WASHINGTON (AP) — The Drug Enforcement Administration abandoned an internal proposal to use surveillance cameras for photographing vehicle license plates near gun shows in the United States to investigate gun-trafficking, the agency’s chief said Wednesday.
This is why some folks attend these events in either cars that are not their own, or park well away from the show and walk in. (You know who you are!) There have been cases in the past of people jotting down the license plates of cars parked at gun shows, and I do believe there was an episode in California where cars were followed from a Nevada border gun shop into California. Its a maddening state of affairs when this sort of thing is even considered.
Tangentially, Im not a fan of license plate readers. I was aghast and appalled to discover that my beloved Montana actually has readers at the border on I-90 to scan all plates coming and going in/out of the state. This is one of those areas that I just cannot get past emotionally. On an intellectual standpoint I can tell myself that the state has a right to monitor access on its thoroughfares, that there’s nothing illegal about it, etc, etc….but on an emotional level I want to head out there at 2am with a hammer and break every one of those stupid things.
Back to the issue at hand, though….. I loves me some gun shows. And if I’m not a ‘prohibited person’, then my parking at the gun show should be absolutely no ones business but mine and the person in the space next to me whose door I scuff. In a perfect world, the person who suggested license plate monitoring of people who haven’t given any indication of breaking the law would be told to clean out his desk and be out of the building faster than he can say “If you have nothing to hide then you should……..”.
The largest gun show in the state takes place close enough to me that I usually just ride my bicycle to the gun show. However, that doesn’t mean Im cool with .gov and their increasing ‘pre-crime’ maneuvering.
When CNN launched in 1980, founder Ted Turner already knew how it was going to end. “Barring satellite problems, we won’t be signing off until the world ends,” he reportedly said. “When the end of the world comes, we’ll play ‘Nearer My God To Thee’ before we sign off.”
According to various rumors over the past three decades, Turner made good on that promise, creating a tape that would only be played in case of apocalypse: the combined Armed Forces marching band playing “Nearer My God to Thee,” according to The New Yorker.

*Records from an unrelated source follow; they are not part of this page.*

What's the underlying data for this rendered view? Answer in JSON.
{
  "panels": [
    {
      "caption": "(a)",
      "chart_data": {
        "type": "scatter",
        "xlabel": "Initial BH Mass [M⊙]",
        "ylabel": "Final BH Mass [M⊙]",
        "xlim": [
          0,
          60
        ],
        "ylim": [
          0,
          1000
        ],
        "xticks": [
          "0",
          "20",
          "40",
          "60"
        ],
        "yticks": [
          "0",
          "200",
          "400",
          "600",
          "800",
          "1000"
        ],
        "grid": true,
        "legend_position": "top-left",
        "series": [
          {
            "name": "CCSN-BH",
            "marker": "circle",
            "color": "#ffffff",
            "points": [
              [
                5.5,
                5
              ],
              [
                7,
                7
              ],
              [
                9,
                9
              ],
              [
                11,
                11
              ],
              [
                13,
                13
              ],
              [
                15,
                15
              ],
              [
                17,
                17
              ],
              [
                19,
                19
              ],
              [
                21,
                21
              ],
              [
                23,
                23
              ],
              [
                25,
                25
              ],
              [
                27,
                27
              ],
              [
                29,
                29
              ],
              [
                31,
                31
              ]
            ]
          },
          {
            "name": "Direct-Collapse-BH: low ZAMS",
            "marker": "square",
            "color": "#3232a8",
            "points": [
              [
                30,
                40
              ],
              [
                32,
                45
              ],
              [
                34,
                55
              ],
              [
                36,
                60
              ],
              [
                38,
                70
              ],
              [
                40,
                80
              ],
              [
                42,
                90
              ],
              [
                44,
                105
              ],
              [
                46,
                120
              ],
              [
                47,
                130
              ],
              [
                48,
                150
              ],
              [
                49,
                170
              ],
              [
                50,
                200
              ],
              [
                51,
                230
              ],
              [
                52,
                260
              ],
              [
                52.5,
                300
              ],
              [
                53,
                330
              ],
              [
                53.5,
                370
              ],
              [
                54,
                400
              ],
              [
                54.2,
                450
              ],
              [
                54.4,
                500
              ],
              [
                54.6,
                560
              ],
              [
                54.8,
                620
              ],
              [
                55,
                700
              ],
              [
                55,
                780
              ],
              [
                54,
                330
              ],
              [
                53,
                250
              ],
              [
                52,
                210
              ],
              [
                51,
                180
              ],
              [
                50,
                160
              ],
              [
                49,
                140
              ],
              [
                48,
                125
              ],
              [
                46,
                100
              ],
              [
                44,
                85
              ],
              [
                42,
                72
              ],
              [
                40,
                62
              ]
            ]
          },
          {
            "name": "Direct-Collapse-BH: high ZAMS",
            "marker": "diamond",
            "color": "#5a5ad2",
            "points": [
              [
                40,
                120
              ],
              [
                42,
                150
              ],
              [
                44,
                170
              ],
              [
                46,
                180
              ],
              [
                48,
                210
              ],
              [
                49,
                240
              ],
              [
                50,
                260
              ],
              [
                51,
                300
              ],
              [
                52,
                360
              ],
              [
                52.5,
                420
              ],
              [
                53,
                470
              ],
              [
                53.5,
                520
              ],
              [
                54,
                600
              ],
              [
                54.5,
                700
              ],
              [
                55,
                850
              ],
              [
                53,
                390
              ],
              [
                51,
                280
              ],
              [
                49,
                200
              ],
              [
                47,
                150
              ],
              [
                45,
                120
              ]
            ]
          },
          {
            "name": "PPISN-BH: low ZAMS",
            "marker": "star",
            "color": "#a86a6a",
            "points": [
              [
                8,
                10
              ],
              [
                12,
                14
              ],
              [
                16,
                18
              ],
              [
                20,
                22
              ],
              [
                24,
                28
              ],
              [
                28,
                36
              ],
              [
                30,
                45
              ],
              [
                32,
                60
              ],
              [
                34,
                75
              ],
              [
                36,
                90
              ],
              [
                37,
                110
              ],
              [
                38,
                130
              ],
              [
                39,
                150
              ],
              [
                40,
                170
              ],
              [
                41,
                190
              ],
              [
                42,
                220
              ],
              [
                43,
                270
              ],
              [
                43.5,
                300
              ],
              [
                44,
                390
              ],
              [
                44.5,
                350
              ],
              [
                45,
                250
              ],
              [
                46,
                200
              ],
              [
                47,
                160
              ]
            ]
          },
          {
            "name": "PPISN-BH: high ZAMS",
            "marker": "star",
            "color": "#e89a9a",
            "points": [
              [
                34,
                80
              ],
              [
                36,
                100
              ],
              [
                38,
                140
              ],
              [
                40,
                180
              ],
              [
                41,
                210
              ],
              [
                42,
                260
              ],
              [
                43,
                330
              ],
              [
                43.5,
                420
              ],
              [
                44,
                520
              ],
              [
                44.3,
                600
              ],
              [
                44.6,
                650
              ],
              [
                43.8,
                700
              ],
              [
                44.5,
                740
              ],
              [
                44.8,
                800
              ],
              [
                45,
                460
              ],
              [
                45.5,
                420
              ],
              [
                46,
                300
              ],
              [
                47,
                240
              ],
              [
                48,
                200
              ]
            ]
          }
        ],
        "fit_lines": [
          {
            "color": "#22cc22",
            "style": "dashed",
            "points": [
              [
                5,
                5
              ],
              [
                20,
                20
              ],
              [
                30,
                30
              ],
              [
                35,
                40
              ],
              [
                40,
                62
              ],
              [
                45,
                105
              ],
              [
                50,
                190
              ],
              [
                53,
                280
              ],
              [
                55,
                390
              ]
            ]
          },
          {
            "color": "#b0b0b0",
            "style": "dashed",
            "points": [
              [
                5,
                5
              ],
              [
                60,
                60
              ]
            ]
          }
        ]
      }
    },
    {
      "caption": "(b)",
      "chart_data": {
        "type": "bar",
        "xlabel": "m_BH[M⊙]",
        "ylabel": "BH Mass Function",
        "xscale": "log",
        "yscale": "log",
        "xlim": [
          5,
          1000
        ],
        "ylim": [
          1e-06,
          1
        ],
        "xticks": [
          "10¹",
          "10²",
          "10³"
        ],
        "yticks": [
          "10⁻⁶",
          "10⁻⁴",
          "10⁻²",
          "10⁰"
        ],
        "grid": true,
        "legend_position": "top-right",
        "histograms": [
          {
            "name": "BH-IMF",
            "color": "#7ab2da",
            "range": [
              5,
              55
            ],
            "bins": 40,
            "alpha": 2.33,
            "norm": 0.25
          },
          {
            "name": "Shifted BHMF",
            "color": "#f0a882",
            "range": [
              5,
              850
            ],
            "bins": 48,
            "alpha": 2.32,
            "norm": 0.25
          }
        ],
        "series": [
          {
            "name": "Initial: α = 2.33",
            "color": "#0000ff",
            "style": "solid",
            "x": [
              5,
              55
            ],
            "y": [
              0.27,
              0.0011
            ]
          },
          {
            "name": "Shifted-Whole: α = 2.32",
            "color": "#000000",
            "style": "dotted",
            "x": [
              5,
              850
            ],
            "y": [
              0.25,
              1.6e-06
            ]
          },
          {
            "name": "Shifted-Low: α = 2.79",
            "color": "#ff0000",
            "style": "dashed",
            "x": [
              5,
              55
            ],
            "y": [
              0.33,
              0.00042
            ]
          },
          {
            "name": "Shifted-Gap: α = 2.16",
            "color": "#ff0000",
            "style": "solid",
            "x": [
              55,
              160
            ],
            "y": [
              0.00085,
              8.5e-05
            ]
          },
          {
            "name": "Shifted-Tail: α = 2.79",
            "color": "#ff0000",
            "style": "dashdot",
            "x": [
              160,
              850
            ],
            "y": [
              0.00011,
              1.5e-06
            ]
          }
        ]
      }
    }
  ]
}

But few people had ever seen the tape… until now. Jalopnik writer Michael Ballaban has posted a grainy, minute-long video that he says he unearthed in 2009 while interning for Wolf Blitzer at The Situation Room, under the simple name “Turner Doomsday Video” (as seen in the screenshot above.) Formatted for standard-definition 4:3 television, it would make a bizarre sight today — although we might, obviously, be too busy with the end of days to notice.
Gotta tell you, if its the end of the world I have a lot better things to do than sit around watching CNN playing band music. And even if the end of the world event were truly ‘end of the world’ where we’re all 100% guaranteed dead tomorrow I would still have something(s) better to do and they mostly involve me being naked and a whole buncha chicks who realize that they’ve nothing left to lose.